What is The New Yorker? I know it’s a great magazine and that it’s a tremendous source of pleasure in my life. But what exactly is it? This blog’s premise is that The New Yorker is a work of art, as worthy of comment and analysis as, say, Keats’s “Ode on a Grecian Urn.” Each week I review one or more aspects of the magazine’s latest issue. I suppose it’s possible to describe and analyze an entire issue, but I prefer to keep my reviews brief, and so I usually focus on just one or two pieces, to explore in each the signature style of its author. A piece by Nick Paumgarten is not like a piece by Jill Lepore, and neither is like a piece by Ian Frazier. One could not mistake Collins for Seabrook, or Bilger for Goldfield, or Mogelson for Kolbert. Each has found a style, and it is that style that I respond to as I read, and want to understand and describe.

Thursday, June 24, 2010

June 7, 2010 Issue


Regarding Pankaj Mishra’s “Islamismism,” in this week’s issue, I’m going to repeat one of my pet peeves about New Yorker book reviews these days, to wit, the absence of extended quotation. Mishra reviews two books: Hirsi Ali’s “Nomads” and Paul Berman’s “The Flight of the Intellectuals.” Mishra is so anxious to engage these books in argument, he forgets to carry out one of the reviewer’s main duties: to show what the author has written. And this is best done by quotation or by a series of quotations. In Mishra’s piece, the lines march down the pages, and, except for a smattering of fragments from Ali’s and Berman’s books, it’s all very much Mishra’s show. He’s on the side of conflict-avoidance - that much is clear. And he does a good job showing Ali’s lack of historical perspective. For example, he says, “But ‘Nomad’ reveals that her life experiences have yet to ripen into a sense of history. The sad truth is that the problems she blames on Islam – fear of sexuality, oppression of women, militant millenarianism – are to be found wherever traditionalist peoples confront the transition to an individualistic urban culture of modernity.” This is well said. On Berman’s “The Flight of the Intellectuals,” Mishra’s critique takes off from Berman’s description of himself as a “laptop general.” Mishra says, “Berman’s hopes for delivering reason and freedom at gunpoint have proved calamitous.” He is right. Mishra seems to be saying that people like Tariq Ramadan, “a Swiss-born Muslim professor at Oxford University, whose work seeks to integrate observant Muslims into secular Western societies,” point a reasonable way forward. Ramadan’s name is mentioned time and again all through the piece.

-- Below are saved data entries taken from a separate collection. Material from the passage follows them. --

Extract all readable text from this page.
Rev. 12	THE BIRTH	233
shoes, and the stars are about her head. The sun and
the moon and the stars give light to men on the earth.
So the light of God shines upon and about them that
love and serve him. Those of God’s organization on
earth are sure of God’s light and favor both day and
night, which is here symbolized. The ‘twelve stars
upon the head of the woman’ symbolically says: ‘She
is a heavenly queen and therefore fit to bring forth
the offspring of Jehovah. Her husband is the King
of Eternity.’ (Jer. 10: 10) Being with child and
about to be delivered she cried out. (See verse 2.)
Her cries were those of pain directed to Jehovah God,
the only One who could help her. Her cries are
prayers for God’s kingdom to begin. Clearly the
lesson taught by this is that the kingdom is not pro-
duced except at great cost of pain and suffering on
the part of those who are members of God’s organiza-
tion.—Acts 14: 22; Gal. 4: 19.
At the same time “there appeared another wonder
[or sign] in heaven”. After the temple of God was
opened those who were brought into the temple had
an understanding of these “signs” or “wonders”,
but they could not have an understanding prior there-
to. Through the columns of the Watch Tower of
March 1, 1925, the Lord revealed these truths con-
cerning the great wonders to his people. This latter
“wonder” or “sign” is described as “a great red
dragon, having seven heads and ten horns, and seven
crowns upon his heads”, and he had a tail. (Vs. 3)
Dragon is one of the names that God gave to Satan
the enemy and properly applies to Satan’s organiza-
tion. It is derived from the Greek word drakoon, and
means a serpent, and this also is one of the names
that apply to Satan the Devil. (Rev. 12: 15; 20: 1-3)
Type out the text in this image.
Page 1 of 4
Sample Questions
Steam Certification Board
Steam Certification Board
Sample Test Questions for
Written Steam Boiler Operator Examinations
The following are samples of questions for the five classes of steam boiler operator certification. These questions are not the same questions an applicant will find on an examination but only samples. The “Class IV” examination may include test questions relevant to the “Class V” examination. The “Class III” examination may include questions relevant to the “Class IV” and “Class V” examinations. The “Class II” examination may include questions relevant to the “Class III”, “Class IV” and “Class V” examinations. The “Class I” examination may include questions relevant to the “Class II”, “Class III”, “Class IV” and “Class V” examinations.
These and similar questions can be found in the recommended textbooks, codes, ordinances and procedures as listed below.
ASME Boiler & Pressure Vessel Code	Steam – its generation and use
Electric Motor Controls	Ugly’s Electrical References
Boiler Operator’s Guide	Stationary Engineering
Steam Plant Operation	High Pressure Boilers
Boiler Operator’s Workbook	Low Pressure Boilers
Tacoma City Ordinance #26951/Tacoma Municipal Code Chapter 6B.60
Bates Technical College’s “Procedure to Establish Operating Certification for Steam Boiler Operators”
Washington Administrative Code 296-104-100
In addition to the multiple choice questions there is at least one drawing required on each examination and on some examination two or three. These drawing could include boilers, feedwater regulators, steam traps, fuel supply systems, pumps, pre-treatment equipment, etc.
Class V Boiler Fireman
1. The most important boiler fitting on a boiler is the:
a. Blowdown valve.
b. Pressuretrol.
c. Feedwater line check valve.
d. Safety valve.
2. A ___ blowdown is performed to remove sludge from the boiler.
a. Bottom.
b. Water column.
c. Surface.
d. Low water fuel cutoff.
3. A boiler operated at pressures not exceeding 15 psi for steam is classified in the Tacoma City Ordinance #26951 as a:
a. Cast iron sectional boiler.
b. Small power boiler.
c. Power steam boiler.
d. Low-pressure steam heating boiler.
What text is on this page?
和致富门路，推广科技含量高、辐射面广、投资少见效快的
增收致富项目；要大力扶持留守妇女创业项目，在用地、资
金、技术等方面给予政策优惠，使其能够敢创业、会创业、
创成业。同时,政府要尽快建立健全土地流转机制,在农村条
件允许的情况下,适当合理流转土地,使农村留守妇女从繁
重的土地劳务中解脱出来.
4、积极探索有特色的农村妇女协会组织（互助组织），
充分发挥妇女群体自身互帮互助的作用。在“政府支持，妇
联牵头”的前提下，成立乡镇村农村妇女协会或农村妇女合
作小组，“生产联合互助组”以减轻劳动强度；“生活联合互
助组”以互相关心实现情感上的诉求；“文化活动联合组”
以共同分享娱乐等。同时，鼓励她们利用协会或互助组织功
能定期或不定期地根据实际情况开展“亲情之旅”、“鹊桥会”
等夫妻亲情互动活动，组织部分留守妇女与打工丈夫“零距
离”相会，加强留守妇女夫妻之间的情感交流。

I wish that Mishra had included a representative quote or two from Ramadan’s work so that I could get a taste of what kind of writer he is. However, I realize that space in the magazine is limited. I will have to look up Ramadan’s work for myself. Mishra’s review has motivated me to do so. Therefore, I concede its effectiveness, notwithstanding its violation of one of the central tenets of reviewing.